Search This Blog

Thursday, December 25, 2014

Looking for practical experiences with both DevExpress XPO & ADO.NET Entity Framework

You know that XAF supports both ORM libraries to almost the same extent, so there is no noticeable difference at the framework level (see 1, 2, 3) that should affect your choice in favor of a certain data access tool. There are, however, some differences between these ORMs in their functionality, usability, history and other factors which may indirectly affect your choice.

We do not provide comparisons of our products with competitors (mainly from an ethical point of view), but I think it would not hurt anyone if there was a list of proven opinions from users who had practical experience with both ORM tools. I already started collecting this list and among differences our users mentioned was, for instance:

  • Lower technical support level for EF (it's provided by the community through and forums) than for eXpress Persistent Objects (XPO) provided by DevExpress support team
  • Several guys mentioned that they did not like massive API changes during EF evolution in the past years, which increased maintenance costs. BTW, it is interesting what will these guys say about the upcoming EF7 breaking changes:-)
  • On the other hand, certain people like LINQ more than the criteria language (LINQ to XPO is also supported, but in XAF, you had to use CriteriaOperator as a common denominator for querying data as it can be easily serialized as a string). 
  • Also, XPO supports a broader range of database engines out-of-the-box (to tell you a secret, non-XAF Windows Workflow Foundation users who are longing for Oracle or other DB support regularly come to us due to our Worklow Instance Store powered by XPO). Although there are also many custom db providers for EF (e.g., from Devart), they may be paid.
  • Several users think that in their opinion, DevExpress ORM is easier to get started with and use than EF, which does not provide built-in change notifications, like XPO persistent properties do. On the other hand, there are some free extensions like that achieve a similar effect. 
  • Many XPO users love dynamic runtime extension of persistent classes through XPDictionary for additional flexibility in the object model. Check out How to create persistent metadata on the fly and load data from an arbitrary table for more details.
  • Many XPO users also find it more mature and feature rich as compared to EF (see details), although I admit that this may be very subjective, e.g. I met certain users that switched to EF due to certain missing capabilities.
  • On the other hand, EF is free and a de-facto standard for .NET developers and it is much easier to find and hire an EF developer because of a larger community and strong promotion from Microsoft. We are also looking forward polishing our EF integration and are very excited about EF 7 or whatever it is called in particular.
  • XPO has not received rich features in the last years and does not provide a good migration feature like EF does, either. Regardless, we are quite proud of XPO and all that it offers. We support it and certainly want to improve it further.

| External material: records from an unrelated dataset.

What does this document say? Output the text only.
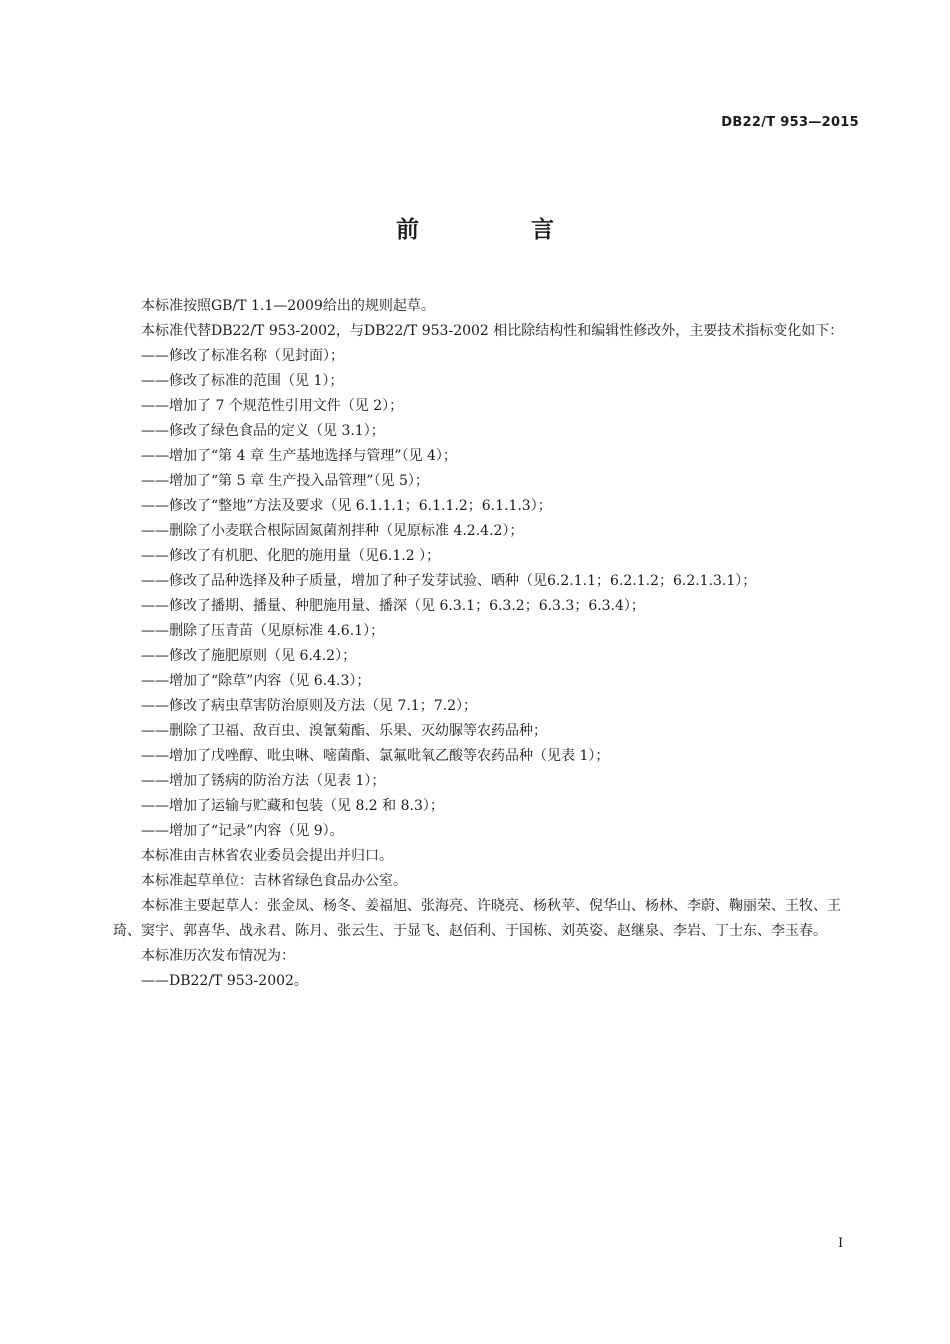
DB22/T 953—2015
前 言

本标准按照GB/T 1.1—2009给出的规则起草。

本标准代替DB22/T 953-2002，与DB22/T 953-2002 相比除结构性和编辑性修改外，主要技术指标变化如下：

——修改了标准名称（见封面）；
——修改了标准的范围（见 1）；
——增加了 7 个规范性引用文件（见 2）；
——修改了绿色食品的定义（见 3.1）；
——增加了“第 4 章 生产基地选择与管理”（见 4）；
——增加了“第 5 章 生产投入品管理”（见 5）；
——修改了“整地”方法及要求（见 6.1.1.1；6.1.1.2；6.1.1.3）；
——删除了小麦联合根际固氮菌剂拌种（见原标准 4.2.4.2）；
——修改了有机肥、化肥的施用量（见6.1.2 ）；
——修改了品种选择及种子质量，增加了种子发芽试验、晒种（见6.2.1.1；6.2.1.2；6.2.1.3.1）；
——修改了播期、播量、种肥施用量、播深（见 6.3.1；6.3.2；6.3.3；6.3.4）；
——删除了压青苗（见原标准 4.6.1）；
——修改了施肥原则（见 6.4.2）；
——增加了“除草”内容（见 6.4.3）；
——修改了病虫草害防治原则及方法（见 7.1；7.2）；
——删除了卫福、敌百虫、溴氰菊酯、乐果、灭幼脲等农药品种；
——增加了戊唑醇、吡虫啉、嘧菌酯、氯氟吡氧乙酸等农药品种（见表 1）；
——增加了锈病的防治方法（见表 1）；
——增加了运输与贮藏和包装（见 8.2 和 8.3）；
——增加了“记录”内容（见 9）。

本标准由吉林省农业委员会提出并归口。

本标准起草单位：吉林省绿色食品办公室。

本标准主要起草人：张金凤、杨冬、姜福旭、张海亮、许晓亮、杨秋苹、倪华山、杨林、李蔚、鞠丽荣、王牧、王琦、窦宇、郭喜华、战永君、陈月、张云生、于显飞、赵佰利、于国栋、刘英姿、赵继泉、李岩、丁士东、李玉春。

本标准历次发布情况为：

——DB22/T 953-2002。
I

I want to emphasize that the details above are real feedback (it may be subjective) we received from our users, and overall, both ORMs are good products you can use to build production apps, and it has been proven by a lot of customers in the last decade. As anything else, each tool has its own strengths and weak points, varying a lot for each developer/experience/project.

So, back to my original request to people who have evaluated both ORM tools and can compare them based on their practical experience.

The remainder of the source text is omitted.